The American Cancer Society recommendations for colon cancer screening in average-risk adults 50 years of age and older include:

  1. annual faecal occult blood testing, or
  2. flexible sigmoidoscopy every 5 years, or
  3. annual faecal occult blood testing and flexible sigmoidoscopy every 5 years, or
  4. double-contrast barium enema examination every 5 years, or
  5. colonoscopy every 10 years.

For patients with higher risk, screening is performed according to Table A.

Table A

Risk Category Age to Begin Recommendation Comments
Previous single, small (< 1 cm) adenomas Within 3 years Colonoscopy If normal, screen as average risk
Previous single large (>1 cm ) or multiple adenomas, or high-grade dysplasia or villous change. Within 3 years Colonoscopy If normal, repeat in 5 years; If again normal screen as average risk
Previous curative-intent resection of colorectal cancer Within 1 year Colonoscopy If normal, repeat in 5 years; If again normal, repeat every 5 years
Colorectal cancer or adenomatous polyps, in first-degree relative before age 50, or more first-degree relatives at any age if no hereditary syndrome Age 40, or 10 years before the youngest case in the immediate family Colonoscopy Every 5-10 years. Colorectal cancer in relatives more distant than first-degree does not increase risk substantially above the average risk group.
Family history of familial adenomatous polyposis (FAP) Puberty Early surveillance with colonoscopy, and consider genetic testing If the genetic test is positive, colectomy is indicated*
Family history of hereditary non-polyposis colon cancer (HNPCC) Age 21 Colonoscopy and consider genetic testing If the genetic test is positive or if the patient has not had genetic testing, every 1-2 years until age 40, then annually*
Inflammatory bowel disease: Chronic ulcerative colitis, Crohn’s disease 8 yrs after onset of pancolitis, or 12yrs after onset of left-sided colitis Colonoscopy with biopsies for dysplasia Every 1-2 years*

*These patients are best referred to a centre with experience in the surveillance and management of FAP, HNPCC or IBD.
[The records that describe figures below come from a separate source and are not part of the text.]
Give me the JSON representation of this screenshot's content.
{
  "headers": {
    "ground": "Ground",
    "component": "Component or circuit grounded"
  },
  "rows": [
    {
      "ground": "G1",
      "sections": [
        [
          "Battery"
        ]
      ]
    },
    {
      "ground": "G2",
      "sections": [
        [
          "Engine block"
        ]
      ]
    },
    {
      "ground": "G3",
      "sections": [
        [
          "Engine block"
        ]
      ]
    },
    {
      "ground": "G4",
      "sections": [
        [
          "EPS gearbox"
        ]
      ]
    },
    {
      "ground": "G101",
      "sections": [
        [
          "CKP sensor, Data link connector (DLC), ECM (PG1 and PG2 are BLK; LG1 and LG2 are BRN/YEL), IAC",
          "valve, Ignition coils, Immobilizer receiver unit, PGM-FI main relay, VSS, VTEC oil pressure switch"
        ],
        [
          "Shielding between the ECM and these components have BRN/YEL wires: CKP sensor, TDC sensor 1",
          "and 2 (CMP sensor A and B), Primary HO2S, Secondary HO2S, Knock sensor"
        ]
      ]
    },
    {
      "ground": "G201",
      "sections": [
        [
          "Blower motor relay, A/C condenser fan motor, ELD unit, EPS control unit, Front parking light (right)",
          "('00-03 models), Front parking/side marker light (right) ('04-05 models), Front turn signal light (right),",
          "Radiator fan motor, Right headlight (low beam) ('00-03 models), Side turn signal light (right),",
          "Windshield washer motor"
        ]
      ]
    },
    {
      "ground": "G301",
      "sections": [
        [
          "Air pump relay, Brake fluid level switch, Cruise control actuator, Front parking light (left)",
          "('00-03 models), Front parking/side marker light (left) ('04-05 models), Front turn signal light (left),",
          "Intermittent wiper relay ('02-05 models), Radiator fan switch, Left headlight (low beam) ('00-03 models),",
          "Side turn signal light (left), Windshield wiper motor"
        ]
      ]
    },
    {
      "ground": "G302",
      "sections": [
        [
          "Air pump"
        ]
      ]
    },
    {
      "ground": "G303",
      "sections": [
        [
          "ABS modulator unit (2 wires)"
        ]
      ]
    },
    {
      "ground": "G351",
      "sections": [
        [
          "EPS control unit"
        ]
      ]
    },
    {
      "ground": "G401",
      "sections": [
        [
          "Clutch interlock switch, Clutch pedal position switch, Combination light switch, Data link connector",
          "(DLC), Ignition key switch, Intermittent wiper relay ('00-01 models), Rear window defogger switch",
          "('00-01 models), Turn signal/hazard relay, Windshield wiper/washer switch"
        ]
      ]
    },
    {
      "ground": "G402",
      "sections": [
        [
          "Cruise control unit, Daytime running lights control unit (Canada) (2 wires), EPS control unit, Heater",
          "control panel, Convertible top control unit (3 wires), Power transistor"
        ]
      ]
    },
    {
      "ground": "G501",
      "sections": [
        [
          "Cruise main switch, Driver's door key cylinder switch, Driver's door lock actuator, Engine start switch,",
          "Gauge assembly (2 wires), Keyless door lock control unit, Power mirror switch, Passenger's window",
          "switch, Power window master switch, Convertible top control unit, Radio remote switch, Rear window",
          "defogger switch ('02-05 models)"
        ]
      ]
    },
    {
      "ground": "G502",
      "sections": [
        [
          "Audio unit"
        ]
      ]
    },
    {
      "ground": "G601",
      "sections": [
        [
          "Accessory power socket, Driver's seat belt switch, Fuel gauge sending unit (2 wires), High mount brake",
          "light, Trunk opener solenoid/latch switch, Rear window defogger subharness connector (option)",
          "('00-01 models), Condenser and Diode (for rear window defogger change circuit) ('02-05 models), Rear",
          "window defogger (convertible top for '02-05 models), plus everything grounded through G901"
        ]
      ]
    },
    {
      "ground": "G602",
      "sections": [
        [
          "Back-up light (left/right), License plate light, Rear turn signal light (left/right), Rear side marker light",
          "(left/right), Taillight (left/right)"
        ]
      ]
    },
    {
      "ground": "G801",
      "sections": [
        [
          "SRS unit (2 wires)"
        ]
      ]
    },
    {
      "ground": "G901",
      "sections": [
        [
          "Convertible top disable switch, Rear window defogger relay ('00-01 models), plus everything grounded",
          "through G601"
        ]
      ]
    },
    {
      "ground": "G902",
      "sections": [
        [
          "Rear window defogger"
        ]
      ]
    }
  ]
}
Figure 1. Barium enema showing a small adenomatous polyp.
Figure 2. Barium enema showing a cancer of the rectosigmoid junction with luminal stenosis.
Figure 3. Conventional colonoscopy showing an adenomatous polyp.
Figure 4. Conventional colonoscopy showing an en plaque infiltrating colonic cancer.
Figure 5.  (a) Axial CT scan shows a small polyp (arrow) in the sigmoid colon.
(b) Three dimensional endoluminal view shows the same polyp (arrow).
Figure 6.  (a) Axial CT scan shows a large carcinoma (arrows) that obliterated the lumen of the sigmoid colon and prevented a complete colonoscopic evaluation.
(b) Three-dimensional endoluminal view shows a large fungating (arrows). The colon proximal to this obstructing mass was easily evaluated with CT colonography.